定点撮影の楽しみ

撮影例1、左上が「春」、左下が「夏」、右上が「秋」、右下が「冬」(東京都稲城市の京王相模原線)

 同じ場所から同じアングルで定期的に写真を撮ることを「定点撮影」という。似た言葉で「定点観測」もあるが、こちらは写真撮影に限らず気温を測ったり人数を数えたりと内容は幅広いので、定点撮影とは定点観測の一分野だと言うことができる。

 一定の期間を置いて撮影を繰り返すことで、たとえば一日の変化、季節の変化、さらにはビルや街全体が成長する姿を記録することができ、その記録写真を点検することでまた、新しい発見がある。
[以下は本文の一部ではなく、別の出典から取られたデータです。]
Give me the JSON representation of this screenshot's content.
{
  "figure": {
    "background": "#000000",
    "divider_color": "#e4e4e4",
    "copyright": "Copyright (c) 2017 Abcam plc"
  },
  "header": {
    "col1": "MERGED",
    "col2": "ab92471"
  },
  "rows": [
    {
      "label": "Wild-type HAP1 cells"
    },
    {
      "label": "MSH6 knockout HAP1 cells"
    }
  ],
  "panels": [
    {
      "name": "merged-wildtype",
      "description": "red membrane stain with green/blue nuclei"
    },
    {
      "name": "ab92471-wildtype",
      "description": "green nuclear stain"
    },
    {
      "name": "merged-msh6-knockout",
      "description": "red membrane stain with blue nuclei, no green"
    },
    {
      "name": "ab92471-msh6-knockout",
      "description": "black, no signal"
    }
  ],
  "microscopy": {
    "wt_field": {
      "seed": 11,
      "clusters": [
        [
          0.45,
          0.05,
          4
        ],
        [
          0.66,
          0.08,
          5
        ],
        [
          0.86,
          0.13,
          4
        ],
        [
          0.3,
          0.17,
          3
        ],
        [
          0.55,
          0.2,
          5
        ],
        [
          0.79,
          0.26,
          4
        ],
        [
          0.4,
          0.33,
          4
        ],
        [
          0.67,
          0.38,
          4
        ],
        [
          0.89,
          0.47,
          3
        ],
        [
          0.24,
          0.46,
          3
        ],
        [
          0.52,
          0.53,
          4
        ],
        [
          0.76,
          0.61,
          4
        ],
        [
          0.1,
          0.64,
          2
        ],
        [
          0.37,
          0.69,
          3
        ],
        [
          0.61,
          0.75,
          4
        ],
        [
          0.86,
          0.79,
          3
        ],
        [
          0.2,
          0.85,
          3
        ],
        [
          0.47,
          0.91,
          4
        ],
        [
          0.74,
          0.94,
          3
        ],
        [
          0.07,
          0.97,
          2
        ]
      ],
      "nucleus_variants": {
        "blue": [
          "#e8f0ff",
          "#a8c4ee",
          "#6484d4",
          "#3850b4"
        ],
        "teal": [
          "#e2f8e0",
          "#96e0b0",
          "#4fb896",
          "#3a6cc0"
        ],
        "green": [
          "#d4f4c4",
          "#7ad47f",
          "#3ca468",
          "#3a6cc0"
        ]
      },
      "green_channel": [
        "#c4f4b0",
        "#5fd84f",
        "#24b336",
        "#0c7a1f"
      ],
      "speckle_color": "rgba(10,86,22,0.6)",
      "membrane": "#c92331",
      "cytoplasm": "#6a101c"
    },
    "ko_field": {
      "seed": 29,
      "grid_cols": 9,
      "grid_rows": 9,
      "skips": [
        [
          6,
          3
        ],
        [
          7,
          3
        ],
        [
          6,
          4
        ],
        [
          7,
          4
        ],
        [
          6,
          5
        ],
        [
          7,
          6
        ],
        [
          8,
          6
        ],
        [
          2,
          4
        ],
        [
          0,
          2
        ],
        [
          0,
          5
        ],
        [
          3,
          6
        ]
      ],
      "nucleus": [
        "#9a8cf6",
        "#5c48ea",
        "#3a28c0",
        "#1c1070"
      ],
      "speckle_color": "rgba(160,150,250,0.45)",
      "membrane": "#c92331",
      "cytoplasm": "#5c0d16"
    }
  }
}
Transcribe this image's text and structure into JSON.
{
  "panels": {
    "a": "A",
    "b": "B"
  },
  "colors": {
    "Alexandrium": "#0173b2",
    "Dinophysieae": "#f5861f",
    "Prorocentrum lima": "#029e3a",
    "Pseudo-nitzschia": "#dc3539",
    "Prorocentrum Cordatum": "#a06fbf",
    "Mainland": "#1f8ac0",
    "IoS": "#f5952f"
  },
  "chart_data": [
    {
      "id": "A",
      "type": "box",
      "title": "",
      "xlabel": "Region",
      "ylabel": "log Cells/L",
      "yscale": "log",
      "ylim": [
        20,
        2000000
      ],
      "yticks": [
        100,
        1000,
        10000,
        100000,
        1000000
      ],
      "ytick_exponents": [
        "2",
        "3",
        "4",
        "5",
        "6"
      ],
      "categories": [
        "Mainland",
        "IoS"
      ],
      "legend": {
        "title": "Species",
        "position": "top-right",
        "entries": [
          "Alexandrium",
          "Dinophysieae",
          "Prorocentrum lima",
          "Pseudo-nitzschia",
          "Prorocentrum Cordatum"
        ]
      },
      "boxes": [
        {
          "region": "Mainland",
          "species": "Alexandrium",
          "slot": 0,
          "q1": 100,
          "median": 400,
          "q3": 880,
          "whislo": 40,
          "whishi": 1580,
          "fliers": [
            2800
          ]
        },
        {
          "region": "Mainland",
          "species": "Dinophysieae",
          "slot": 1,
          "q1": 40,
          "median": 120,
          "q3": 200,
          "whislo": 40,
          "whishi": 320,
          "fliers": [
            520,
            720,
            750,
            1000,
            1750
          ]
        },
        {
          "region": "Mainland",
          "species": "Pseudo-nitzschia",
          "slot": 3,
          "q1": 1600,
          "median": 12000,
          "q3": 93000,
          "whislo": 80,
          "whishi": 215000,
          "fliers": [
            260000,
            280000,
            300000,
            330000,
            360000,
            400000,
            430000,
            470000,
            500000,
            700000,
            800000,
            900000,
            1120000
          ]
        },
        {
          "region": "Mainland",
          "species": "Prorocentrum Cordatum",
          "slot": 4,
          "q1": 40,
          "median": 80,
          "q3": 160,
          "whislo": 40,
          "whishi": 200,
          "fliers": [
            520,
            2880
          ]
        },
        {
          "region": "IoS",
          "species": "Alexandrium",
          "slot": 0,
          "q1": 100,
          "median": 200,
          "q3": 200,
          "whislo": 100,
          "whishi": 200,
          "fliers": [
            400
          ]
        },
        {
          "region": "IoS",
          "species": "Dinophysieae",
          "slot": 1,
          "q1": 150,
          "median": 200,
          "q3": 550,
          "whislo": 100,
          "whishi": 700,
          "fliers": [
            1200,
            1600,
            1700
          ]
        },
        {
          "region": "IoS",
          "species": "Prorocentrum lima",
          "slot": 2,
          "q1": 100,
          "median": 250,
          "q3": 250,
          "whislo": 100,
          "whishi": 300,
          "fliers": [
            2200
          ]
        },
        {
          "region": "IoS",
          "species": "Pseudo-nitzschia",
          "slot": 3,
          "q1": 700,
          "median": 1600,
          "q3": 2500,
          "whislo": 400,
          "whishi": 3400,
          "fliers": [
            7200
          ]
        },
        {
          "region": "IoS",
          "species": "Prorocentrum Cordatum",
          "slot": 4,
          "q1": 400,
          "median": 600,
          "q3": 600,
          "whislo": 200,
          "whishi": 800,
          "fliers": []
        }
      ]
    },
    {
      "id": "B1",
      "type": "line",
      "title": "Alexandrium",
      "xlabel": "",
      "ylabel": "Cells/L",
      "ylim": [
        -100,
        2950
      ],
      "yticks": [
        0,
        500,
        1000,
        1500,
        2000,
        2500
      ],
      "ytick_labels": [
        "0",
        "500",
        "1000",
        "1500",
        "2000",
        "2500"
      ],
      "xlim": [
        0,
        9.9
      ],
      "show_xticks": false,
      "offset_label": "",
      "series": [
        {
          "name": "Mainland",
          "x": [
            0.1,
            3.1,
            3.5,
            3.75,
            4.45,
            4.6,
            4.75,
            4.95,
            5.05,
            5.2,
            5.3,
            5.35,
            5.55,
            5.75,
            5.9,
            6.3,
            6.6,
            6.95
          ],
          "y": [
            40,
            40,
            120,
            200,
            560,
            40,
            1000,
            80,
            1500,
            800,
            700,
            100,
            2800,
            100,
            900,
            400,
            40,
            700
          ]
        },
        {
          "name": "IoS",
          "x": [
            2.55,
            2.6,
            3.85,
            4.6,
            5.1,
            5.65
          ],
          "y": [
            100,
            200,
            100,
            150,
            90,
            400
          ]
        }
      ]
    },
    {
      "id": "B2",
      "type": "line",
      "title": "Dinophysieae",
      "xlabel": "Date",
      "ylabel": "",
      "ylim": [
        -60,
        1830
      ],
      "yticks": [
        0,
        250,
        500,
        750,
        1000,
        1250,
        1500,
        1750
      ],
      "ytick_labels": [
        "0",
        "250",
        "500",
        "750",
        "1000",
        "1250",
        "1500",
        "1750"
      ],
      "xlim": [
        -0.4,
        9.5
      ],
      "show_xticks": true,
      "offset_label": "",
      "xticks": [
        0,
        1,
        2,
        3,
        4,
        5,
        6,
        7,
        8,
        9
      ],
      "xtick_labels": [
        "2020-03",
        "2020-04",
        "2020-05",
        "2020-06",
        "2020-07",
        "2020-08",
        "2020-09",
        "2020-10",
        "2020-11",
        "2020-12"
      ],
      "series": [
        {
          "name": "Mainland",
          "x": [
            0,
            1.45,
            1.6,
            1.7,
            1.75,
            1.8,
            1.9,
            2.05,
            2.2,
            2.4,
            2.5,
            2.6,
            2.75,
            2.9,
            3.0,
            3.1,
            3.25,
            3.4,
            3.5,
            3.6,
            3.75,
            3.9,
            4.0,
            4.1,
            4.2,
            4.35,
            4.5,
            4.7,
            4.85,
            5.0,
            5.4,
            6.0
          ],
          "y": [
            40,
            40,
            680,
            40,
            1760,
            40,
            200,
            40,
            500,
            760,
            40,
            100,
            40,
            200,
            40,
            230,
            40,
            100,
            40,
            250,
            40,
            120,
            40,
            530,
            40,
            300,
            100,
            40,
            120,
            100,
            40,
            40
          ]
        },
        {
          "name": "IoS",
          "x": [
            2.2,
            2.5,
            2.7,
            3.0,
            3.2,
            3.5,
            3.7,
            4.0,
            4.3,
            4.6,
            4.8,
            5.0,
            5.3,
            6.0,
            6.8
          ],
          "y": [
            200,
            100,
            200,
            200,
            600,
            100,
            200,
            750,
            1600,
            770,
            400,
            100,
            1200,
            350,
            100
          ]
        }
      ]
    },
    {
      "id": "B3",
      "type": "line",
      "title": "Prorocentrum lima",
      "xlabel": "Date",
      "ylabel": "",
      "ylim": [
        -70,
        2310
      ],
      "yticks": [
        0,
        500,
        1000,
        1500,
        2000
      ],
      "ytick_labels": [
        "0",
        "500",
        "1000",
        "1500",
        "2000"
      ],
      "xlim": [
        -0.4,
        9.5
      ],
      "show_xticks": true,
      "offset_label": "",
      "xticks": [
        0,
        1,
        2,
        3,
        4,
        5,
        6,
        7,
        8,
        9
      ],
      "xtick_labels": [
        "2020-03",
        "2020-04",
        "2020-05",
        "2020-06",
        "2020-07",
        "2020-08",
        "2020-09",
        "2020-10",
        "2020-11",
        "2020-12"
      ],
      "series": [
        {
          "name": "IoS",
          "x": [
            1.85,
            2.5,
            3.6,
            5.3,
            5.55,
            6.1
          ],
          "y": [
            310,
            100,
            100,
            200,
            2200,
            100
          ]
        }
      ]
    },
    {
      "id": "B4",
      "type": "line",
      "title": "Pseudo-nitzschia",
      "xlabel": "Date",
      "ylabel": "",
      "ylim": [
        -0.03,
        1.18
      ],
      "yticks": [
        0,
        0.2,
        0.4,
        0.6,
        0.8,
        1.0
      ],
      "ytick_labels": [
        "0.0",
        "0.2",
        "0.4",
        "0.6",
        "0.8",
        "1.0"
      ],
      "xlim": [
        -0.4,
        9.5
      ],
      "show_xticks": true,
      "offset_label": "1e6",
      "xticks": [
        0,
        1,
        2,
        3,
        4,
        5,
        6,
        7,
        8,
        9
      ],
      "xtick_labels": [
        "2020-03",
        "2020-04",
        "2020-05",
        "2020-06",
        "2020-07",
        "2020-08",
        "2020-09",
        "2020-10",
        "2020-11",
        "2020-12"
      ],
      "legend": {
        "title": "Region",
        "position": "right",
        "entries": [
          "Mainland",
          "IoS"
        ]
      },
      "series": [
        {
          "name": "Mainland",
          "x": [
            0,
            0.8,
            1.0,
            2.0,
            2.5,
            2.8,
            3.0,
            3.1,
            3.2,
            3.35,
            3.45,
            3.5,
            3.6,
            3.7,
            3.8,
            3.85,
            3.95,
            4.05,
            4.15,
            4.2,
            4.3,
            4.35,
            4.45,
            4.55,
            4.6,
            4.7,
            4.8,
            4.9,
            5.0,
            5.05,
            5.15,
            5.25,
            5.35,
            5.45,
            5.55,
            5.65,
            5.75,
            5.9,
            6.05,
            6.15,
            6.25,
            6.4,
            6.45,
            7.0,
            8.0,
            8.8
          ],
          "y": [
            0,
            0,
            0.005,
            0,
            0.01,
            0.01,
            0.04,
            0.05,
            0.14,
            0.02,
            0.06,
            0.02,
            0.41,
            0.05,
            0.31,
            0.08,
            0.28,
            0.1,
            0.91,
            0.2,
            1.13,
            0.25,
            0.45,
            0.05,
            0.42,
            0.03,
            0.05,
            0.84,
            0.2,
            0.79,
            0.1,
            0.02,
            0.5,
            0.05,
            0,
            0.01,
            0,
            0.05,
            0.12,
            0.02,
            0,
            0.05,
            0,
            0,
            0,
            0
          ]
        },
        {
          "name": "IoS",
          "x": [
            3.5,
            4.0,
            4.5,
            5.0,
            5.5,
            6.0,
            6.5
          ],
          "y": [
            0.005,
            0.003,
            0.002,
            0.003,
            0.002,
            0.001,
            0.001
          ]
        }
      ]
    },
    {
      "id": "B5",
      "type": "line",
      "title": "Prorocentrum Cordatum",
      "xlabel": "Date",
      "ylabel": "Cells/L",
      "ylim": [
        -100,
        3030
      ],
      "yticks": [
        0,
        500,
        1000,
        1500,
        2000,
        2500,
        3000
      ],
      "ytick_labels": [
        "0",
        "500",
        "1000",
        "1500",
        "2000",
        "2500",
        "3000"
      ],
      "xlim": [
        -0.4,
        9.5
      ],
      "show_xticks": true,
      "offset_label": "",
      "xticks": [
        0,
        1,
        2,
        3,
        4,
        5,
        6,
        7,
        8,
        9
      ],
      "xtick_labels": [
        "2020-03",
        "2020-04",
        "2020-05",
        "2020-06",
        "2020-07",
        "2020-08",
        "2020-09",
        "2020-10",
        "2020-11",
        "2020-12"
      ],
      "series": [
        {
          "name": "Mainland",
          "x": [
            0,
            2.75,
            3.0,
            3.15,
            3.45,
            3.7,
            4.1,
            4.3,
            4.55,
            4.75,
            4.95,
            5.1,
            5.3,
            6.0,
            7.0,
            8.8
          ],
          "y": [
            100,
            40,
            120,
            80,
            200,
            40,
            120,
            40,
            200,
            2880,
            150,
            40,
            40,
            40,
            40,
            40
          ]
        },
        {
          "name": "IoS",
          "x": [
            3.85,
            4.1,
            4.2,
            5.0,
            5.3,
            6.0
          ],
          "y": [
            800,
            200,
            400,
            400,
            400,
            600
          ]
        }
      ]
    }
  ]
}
 鉄道写真の多くが、実は定点撮影の一種だと最近気付いた。ここで撮ればいい写真が撮れるという場所を、鉄道趣味の世界では「お立ち台」などと呼んでいる。列車の編成全体を写せるベストポジションとか、光線の具合がちょうどいい位置とか、周りの風景がきれいに映り込む名所とか、こうしたお立ち台に通うことは、定点撮影そのものである。

 撮影例1は、東京都稲城市内を走る京王相模原線である。沿線一帯は今も住宅開発が進むニュータウンだが、ちょうど丘陵の裾の雑木林を走り抜けるところをうまく写真で切り取ると、まるで山間地を走る鉄道に見えてしまうからおもしろい。ワンポイントのように桜の大木があって、東京都内とは思えない春夏秋冬の情緒あふれる景色を楽しむことができる。

 「電車の写真って、いつも決まり切ったポーズで何がおもしろいの」と言われそうだが、自分で撮ってみればよく分かる。同じような写真でいて同じではない。同じに撮ろうとしてもなかなか同じには撮れない。なぜなら走る列車、特に新幹線のように高速だと、目の前をあっという間に通過してしまい、ピントを合わせるのが一苦労だ。

 ローカル線なら簡単かというと、あまりに本数が少ないと構図を決めるためのリハーサルができない。せいぜい1、2両の短い列車がとことこと走り去ってしまってから、もっとこうすれば良かったと反省しきりである。

撮影例2、JR小海線の小淵沢大カーブ。上は緑濃い真夏、下は山に雪が残る早春

 撮影例2は、山梨県北杜市、JR小海線の小淵沢駅近くの大カーブと呼ばれる有名撮影地で撮ったものだ。数年前、友人のご夫婦がこの近くにログハウスで自宅を建てて以来、時々おじゃまさせていただいているが、私が鉄道ファンなのを気遣って、タイミングが合えばこのカーブの撮影にお付き合いいただいている。

 これまでに3回撮影を試みて、まだ背景にそびえる甲斐駒ケ岳の山頂がきれいに見えた日がない。いずれ撮ってみたいとその日を心待ちにしている。

 各地を旅行して一期一会の出会いも素敵だが、定点撮影で発見する季節や時間の移ろいを感じるのもまた楽しい。

 ☆篠原 啓一(しのはら・けいいち)1958年、東京都生まれ。共同通信社勤務。列車を待っている間、まわりに珍しい野鳥はいないかとバードウオッチングにもはまっています。